Added pairRdd/aggregation/reducebykey/housePrice/*.py

jleetutorial · jleetutorial · Oct 2, 2017 · Oct 2, 2017 · Oct 2, 2017 · Oct 2, 2017
commit fb3dfcbf7b00b5e7026c9b8aa8fd997d92d79d58
diff --git a/pairRdd/aggregation/reducebykey/housePrice/AverageHousePriceProblem.py b/pairRdd/aggregation/reducebykey/housePrice/AverageHousePriceProblem.py
@@ -0,0 +1,35 @@
+from pyspark import SparkContext
+
+if __name__ == "__main__":
+
+    '''
+    Create a Spark program to read the house data from in/RealEstate.csv,
+    output the average price for houses with different number of bedrooms.
+
+    The houses dataset contains a collection of recent real estate listings in San Luis Obispo county and
+    around it. 
+
+    The dataset contains the following fields:
+    1. MLS: Multiple listing service number for the house (unique ID).
+    2. Location: city/town where the house is located. Most locations are in San Luis Obispo county and
+    northern Santa Barbara county (Santa MariaOrcutt, Lompoc, Guadelupe, Los Alamos), but there
+    some out of area locations as well.
+    3. Price: the most recent listing price of the house (in dollars).

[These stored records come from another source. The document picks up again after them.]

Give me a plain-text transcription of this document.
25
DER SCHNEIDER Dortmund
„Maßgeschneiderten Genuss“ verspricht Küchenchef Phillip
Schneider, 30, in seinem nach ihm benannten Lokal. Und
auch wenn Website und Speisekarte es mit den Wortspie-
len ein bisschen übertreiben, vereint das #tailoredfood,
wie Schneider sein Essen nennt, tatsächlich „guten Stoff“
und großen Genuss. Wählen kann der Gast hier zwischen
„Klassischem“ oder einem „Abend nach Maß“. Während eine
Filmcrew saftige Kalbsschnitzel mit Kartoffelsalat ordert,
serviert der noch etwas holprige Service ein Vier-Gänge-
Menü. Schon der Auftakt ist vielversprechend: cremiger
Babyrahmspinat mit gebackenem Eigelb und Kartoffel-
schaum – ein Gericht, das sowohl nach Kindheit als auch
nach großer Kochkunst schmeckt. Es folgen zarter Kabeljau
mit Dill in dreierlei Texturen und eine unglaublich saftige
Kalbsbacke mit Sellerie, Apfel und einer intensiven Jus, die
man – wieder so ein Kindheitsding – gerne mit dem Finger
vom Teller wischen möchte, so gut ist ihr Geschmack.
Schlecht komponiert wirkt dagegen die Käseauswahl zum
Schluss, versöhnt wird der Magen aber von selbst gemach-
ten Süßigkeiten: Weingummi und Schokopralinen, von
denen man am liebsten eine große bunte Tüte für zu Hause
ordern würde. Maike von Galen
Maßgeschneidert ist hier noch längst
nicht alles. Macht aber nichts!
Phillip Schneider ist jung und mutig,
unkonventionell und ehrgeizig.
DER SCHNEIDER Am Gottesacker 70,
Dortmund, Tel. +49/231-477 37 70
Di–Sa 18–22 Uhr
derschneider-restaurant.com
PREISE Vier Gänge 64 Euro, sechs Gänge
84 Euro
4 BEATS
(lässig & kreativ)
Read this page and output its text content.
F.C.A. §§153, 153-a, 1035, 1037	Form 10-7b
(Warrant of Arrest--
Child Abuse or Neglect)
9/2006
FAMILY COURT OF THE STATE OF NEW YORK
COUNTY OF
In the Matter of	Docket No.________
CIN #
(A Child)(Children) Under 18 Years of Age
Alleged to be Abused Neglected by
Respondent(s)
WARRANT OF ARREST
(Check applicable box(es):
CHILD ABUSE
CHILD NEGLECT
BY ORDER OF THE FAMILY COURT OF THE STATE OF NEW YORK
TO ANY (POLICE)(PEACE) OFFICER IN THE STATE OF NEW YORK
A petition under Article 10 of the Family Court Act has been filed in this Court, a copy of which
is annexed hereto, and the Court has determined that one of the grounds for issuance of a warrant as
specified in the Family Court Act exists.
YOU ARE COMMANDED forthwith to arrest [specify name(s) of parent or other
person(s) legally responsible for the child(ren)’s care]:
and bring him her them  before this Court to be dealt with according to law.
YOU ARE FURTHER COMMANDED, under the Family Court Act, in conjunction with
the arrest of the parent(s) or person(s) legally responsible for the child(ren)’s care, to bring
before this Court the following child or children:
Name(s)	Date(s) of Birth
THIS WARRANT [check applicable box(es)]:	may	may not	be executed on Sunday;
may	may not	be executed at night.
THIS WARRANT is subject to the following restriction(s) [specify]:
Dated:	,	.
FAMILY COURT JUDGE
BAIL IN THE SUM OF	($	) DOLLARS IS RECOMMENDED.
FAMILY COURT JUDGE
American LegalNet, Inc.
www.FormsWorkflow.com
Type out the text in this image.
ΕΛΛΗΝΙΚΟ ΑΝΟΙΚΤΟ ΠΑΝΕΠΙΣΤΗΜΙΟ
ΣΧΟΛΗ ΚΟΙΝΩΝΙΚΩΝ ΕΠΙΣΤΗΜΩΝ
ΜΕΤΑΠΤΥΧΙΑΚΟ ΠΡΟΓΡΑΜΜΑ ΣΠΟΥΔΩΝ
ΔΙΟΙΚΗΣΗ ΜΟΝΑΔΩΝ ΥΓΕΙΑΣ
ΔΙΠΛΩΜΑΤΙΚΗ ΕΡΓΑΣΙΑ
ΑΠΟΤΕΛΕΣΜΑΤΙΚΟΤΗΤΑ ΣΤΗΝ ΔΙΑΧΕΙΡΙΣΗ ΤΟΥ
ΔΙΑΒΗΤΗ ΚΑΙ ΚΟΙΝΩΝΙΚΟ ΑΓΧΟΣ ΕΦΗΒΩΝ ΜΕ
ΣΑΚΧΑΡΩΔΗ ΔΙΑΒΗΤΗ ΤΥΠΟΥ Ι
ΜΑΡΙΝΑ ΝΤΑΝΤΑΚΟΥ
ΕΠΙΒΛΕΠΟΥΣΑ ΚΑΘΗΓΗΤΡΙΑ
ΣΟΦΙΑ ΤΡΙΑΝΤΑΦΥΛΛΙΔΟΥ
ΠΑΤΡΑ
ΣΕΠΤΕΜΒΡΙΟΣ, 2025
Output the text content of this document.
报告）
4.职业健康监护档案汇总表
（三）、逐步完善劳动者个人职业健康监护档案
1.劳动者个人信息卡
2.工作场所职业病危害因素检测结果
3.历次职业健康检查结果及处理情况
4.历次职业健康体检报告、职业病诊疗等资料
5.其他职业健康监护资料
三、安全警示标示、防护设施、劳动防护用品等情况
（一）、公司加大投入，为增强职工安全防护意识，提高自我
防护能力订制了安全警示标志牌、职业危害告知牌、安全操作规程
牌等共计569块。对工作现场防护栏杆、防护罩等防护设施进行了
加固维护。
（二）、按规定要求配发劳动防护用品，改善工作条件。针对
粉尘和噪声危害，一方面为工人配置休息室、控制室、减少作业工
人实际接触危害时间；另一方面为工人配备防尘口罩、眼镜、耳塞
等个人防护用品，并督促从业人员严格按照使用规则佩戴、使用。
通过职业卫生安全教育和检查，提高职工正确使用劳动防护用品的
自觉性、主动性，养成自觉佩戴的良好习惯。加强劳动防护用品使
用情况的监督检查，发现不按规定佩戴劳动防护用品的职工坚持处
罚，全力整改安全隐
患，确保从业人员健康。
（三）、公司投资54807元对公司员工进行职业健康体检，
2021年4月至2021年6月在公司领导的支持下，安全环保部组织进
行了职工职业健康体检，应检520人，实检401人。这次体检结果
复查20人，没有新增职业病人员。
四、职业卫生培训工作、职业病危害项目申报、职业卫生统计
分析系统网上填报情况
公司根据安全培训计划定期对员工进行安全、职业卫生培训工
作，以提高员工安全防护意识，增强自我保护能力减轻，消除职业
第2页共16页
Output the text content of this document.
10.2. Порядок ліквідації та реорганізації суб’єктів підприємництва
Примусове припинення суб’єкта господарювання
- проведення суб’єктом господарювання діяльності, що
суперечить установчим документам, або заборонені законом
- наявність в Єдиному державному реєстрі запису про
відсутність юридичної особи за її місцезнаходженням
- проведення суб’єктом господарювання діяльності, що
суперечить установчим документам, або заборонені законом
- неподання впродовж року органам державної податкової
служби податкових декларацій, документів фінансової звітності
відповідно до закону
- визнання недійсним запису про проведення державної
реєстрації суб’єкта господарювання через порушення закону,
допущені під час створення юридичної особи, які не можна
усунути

+    4. Bedrooms: number of bedrooms.
+    5. Bathrooms: number of bathrooms.
+    6. Size: size of the house in square feet.
+    7. Price/SQ.ft: price of the house per square foot.
+    8. Status: type of sale. Thee types are represented in the dataset: Short Sale, Foreclosure and Regular.
+
+    Each field is comma separated.
+
+    Sample output:
+
+       (3, 325000)
+       (1, 266356)
+       (2, 325000)
+       ...
+
+    3, 1 and 2 mean the number of bedrooms. 325000 means the average price of houses with 3 bedrooms is 325000.
+
+    '''
diff --git a/pairRdd/aggregation/reducebykey/housePrice/AverageHousePriceSolution.py b/pairRdd/aggregation/reducebykey/housePrice/AverageHousePriceSolution.py
@@ -0,0 +1,24 @@
+from pyspark import SparkContext
+
+if __name__ == "__main__":
+
+    sc = SparkContext("local", "avgHousePrice")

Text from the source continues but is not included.